Aristarchus replied that he had absolutely no doubts in that regard. He went on to explain that he had been with the prefect that same afternoon, at the bathhouse in the Palace of Herod, in the west of the city. This palace was where the prefect and those who came up from Jerusalem with him stayed when visiting the city. After lunch, Pilatus had exercised by throwing javelins from the Palace wall, after which he had bathed. Aristarchus had been taking dictation from him while he was undergoing a massage at the bathhouse when a member of the Great Sanhedrin came to him. Pilatus was on good terms with this man, a Pharisee by the name of Josephus of Arimathea, who came from a village lying twenty miles from Emmaus. Josephus of Arimathea sought the prefect’s permission to have Jesus of Nazareth’s body taken down from his cross, reminding Pilatus that the Jews could not pollute their Sabbath with the dead. Josephus had assured the prefect that this particular prisoner, Jesus, was dead, and asked for permission to take the body down and inter it without delay.

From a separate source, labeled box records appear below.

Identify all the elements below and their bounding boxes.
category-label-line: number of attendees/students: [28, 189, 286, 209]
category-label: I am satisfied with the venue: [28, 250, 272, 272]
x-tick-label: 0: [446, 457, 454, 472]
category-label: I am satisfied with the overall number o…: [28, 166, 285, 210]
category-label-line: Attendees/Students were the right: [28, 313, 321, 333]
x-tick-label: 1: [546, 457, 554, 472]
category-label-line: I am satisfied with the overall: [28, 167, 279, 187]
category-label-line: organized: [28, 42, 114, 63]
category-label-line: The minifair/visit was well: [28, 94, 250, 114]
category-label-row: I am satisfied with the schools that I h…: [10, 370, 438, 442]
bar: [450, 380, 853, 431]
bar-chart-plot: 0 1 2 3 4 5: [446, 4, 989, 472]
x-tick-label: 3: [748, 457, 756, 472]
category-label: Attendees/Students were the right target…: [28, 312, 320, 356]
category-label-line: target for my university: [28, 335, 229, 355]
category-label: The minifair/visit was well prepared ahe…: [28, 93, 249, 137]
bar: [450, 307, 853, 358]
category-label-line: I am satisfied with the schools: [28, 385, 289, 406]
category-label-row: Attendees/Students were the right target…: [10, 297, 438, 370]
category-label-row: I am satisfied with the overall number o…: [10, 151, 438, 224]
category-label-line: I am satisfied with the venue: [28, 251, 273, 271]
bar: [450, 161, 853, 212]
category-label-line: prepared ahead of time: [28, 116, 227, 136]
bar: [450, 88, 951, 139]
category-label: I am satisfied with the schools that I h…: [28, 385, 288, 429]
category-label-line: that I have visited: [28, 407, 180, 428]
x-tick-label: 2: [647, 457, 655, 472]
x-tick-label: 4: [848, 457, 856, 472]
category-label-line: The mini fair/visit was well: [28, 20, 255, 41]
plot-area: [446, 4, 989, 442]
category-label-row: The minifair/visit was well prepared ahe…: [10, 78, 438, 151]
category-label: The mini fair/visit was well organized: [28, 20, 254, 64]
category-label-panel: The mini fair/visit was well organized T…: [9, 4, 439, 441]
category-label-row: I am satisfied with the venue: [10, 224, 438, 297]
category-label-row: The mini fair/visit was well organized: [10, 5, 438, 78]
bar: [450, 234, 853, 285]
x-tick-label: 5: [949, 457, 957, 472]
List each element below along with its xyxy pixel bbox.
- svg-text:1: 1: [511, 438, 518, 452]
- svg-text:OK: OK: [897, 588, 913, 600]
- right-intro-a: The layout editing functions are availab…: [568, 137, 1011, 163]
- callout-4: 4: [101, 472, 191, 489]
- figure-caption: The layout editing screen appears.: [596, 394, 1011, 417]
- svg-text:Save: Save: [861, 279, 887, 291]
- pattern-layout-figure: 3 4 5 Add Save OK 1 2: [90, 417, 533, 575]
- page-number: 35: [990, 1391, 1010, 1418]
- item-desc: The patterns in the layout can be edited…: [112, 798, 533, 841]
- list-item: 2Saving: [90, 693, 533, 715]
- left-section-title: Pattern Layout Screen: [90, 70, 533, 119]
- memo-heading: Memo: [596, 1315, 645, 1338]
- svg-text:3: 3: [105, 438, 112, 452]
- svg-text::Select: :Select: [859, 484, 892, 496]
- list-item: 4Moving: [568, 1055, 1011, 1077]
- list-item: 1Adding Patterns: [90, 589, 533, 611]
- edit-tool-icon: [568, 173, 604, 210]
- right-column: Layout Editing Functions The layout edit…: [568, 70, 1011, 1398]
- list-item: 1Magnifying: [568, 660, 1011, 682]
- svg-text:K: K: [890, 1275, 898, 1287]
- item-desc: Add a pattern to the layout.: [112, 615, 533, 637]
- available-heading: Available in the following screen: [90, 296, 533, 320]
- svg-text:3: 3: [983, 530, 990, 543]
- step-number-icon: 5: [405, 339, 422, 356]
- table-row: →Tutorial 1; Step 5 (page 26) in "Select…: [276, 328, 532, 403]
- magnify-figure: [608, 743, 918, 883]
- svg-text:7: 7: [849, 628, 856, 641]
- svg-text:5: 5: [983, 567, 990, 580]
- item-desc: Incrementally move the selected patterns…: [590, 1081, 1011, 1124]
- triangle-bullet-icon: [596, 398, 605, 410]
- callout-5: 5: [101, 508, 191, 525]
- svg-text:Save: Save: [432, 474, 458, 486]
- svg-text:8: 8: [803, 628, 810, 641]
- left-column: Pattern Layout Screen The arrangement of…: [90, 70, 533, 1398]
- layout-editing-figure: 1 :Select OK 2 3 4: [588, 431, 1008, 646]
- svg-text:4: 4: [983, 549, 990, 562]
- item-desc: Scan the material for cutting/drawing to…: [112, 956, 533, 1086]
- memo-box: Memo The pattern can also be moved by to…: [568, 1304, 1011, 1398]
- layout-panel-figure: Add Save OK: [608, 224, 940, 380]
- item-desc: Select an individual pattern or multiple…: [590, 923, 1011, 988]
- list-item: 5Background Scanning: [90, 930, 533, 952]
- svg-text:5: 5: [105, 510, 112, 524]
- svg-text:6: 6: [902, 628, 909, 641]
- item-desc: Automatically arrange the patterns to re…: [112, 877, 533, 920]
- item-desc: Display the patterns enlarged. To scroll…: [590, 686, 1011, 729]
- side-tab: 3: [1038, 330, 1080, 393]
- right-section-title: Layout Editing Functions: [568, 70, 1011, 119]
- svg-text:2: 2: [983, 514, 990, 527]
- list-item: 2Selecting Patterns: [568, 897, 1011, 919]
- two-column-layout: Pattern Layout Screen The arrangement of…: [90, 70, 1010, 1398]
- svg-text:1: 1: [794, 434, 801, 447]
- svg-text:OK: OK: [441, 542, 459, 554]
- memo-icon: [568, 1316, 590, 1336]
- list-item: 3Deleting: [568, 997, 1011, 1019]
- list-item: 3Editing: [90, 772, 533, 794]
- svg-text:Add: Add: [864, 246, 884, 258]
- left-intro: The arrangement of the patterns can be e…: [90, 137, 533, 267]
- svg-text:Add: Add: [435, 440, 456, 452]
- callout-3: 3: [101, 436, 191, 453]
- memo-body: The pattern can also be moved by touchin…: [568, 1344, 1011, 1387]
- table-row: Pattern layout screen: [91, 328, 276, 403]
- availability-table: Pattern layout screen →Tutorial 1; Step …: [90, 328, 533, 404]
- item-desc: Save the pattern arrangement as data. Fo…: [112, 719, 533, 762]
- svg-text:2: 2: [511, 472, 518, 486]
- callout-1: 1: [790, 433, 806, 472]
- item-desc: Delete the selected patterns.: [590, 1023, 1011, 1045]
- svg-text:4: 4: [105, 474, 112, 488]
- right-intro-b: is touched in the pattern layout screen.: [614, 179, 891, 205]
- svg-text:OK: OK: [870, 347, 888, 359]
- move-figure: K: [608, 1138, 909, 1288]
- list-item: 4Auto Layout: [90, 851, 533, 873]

“What was Pilatus’ reaction to this?”
“He was surprised, my lord. Very surprised. As Your Lordship will be aware, it takes several days for a crucified man to die. That is the whole point of this form of punishment. To die within a matter of hours is unusual, and undesirable.”
“Were you not suspicious that perhaps the Nazarene was not dead?”
“Like the prefect, I was surprised at Josephus’ claim. Pilatus sent for Centurion Longinus, the officer in charge of the executions that day.” Aristarchus said that Longinus soon arrived at the palace, which was quite close to the execution site. At that time, he remarked, it was possible to see the three men on their crosses from a palace balcony. Prefect Pilatus had asked Longinus whether the prisoner Jesus was dead. In answer, the centurion had confirmed that the man was indeed dead. “And one does not doubt the word of a Roman centurion,” he added.